From: Reuters
Published April 14, 2008 06:47 PM

Experimental drug shrinks advanced skin cancer

SAN DIEGO (Reuters) - An experimental drug designed to block a specific cell-signaling pathway has been shown in a small trial to shrink tumors in patients with advanced basal cell carcinoma, researchers said on Monday.

Basal cell carcinoma, a type of non-melanoma skin cancer, is the most common form of cancer, with about a million new cases estimated in the United States each year.

Most cases are easy to treat when detected early, but in rare instances the cancer is resistant to treatment, causing damage to skin and sometimes invading bone and cartilage.

This first trial in humans of the once-daily oral compound, known as GDC-0449, showed that out of nine treated patients, two had shrinkage of their tumors as shown by a CAT scan, four had shrinkage or improvement of their tumors by clinical exam, two had prolonged periods without tumor growth, and one had significant tumor growth.

ADVERTISEMENT

"We currently do not have any treatments that can effectively slow tumor growth in these advanced patients. This finding has enormous implications in this population," said Dr. Daniel Von Hoff, trial investigator and chief medical officer for the Scottsdale Clinical Research Institute in Arizona.

Genentech Inc and Curis Inc are developing GDC-0449, which is designed to block the Hedgehog pathway.

The Hedgehog ligands are a family of proteins that are important in tissue growth and repair.

Abnormal activation of the Hedgehog signaling pathway because of mutations in two cell surface receptors is the cause of most basal cell carcinomas.

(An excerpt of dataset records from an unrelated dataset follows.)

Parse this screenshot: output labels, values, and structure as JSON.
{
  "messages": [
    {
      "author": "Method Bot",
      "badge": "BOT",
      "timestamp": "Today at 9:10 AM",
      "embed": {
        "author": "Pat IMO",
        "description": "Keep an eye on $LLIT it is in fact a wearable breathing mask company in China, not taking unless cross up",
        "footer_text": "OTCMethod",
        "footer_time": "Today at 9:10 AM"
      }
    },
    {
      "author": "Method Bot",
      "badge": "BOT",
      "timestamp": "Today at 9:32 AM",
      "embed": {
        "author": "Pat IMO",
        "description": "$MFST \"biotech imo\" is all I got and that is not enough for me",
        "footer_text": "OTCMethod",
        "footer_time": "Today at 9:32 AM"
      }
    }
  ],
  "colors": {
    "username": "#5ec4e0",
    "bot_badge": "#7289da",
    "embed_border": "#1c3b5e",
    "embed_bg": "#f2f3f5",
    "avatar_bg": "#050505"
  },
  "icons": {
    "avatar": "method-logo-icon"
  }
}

"The drug has been extremely well tolerated," Von Hoff told a meeting of the American Association for Cancer Research.

"Some patients lose a sense of taste, and there has been a small amount of hair loss and weight loss, but the toxicity has been mild."

Curis said in a statement that Genentech expects to initiate a Phase II clinical trial in advanced basal cell carcinoma during the second half of 2008.